Machine learning and deep learning (DL) models consistently outperform statistical regression in their ability to capture both linear and non-linear relationships within diverse variables. This advantage makes them compelling tools for analyzing biological data, particularly in the context of breast cancer screening and diagnosis. However, benchmarking these models using robust datasets is crucial to ensure consistency and reproducibility of insights gained. Integrated omics analysis, combining data from multiple molecular layers, holds promise for further enhancing robustness and accuracy. Strategies like cross-cohort data aggregation and cross-modality integration, as proposed by Jiang et al [
52], offer exciting avenues for uncovering novel insights into disease progression. Yet, data availability remains a significant bottleneck in implementing these approaches effectively. The potential of deep learning models in cancer diagnosis is rapidly expanding, particularly in analyzing imaging data. These models can assist pathologists in accurately predicting and labeling cancer samples, ultimately aiding oncologists in making informed treatment decisions.
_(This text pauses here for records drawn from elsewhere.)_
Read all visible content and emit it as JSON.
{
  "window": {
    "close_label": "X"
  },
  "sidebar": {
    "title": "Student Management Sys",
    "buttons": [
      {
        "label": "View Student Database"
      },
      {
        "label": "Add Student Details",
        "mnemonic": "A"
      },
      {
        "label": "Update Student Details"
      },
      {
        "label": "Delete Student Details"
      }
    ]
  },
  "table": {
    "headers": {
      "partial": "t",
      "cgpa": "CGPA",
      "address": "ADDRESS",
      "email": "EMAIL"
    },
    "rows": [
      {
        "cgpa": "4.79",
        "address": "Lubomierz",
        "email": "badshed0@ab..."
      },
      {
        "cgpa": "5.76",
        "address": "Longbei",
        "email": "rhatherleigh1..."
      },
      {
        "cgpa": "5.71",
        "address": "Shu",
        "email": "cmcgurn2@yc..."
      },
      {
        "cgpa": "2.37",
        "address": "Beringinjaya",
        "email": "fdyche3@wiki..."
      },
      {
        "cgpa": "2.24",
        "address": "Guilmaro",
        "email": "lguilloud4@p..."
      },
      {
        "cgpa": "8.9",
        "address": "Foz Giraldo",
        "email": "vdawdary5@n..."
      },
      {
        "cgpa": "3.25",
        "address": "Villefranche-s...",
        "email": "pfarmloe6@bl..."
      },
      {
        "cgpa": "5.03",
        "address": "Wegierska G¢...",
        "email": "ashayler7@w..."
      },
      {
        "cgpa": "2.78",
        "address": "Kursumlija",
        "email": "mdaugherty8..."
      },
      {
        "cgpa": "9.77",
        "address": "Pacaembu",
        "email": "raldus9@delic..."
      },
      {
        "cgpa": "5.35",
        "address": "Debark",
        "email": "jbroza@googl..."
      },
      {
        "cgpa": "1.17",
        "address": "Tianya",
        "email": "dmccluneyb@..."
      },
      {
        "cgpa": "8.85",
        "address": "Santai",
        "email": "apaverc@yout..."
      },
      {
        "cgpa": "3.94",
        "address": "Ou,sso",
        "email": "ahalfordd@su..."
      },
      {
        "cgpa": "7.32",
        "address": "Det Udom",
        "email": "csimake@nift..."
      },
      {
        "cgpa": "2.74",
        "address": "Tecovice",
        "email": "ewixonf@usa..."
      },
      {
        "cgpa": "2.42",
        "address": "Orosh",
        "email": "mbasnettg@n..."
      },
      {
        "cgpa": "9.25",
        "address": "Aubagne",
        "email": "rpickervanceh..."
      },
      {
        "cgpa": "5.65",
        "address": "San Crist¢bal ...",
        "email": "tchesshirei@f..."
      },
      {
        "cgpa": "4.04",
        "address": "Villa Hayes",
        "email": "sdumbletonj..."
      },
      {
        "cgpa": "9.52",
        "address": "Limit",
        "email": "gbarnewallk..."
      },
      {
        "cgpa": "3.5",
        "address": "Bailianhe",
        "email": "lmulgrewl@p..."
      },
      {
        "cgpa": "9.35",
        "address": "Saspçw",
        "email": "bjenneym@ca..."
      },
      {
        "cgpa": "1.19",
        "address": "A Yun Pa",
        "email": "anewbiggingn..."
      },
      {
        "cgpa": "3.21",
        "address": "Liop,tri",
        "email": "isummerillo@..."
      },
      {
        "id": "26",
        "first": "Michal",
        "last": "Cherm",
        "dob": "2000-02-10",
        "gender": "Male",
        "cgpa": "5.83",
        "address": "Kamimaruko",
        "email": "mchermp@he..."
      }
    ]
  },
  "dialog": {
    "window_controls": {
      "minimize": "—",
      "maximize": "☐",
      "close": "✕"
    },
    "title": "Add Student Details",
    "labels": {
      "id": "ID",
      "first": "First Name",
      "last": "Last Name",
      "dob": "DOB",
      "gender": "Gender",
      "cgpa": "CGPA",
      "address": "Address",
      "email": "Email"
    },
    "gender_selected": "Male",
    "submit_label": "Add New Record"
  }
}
For instance, a recent study by Liu and Li [
53] demonstrated the effectiveness of DL models in lung cancer imaging analysis. Their findings highlight the significant role these models can play in assisting pathologists to screen and accurately detect cancerous tumors. Moreover, DL's potential extends beyond single datasets.
Prescreening diverse data sets like omics, X-rays, magnetic resonance imaging, and biopsies holds exciting possibilities for DL models. Gonzales Martinez and van Dongen [
54] explored this concept in their study on breast cancer, comparing machine learning and DL approaches in predicting the disease using prescreening information. Their DL model achieved an AUC of 87%, demonstrating its promising potential [
54]. On the other hand, Sultana and Jilani [
55] found that simple logistic regression emerged as the most powerful predictor, delivering highly accurate results. While alternative methods like K-Nearest Neighbors and instance-based classifiers were employed, none surpassed the effectiveness of logistic regression in this specific context. This disparity highlights the need for robust and diverse training and validation datasets across multiple domains such as combining metabolites with imaging data. Nonetheless, these combined efforts highlight the significant promise of DL and ML for cancer diagnosis and prediction [
56].
While further research is necessary to refine and validate these models, their ability to leverage diverse data sources and achieve high accuracy positions them as powerful tools for improving patient outcomes in the fight against cancer. Despite extensive research efforts devoted to the development of early diagnosis tools for breast cancer, the field currently lacks widely adopted, rapid, and non-invasive diagnostic methods readily implementable in routine clinical practice. To address this unmet need, the findings of the present paper demonstrate the potential of a machine learning model capable of achieving robust and accurate breast cancer detection using only 4 blood biomarkers and 2 demographic characteristics.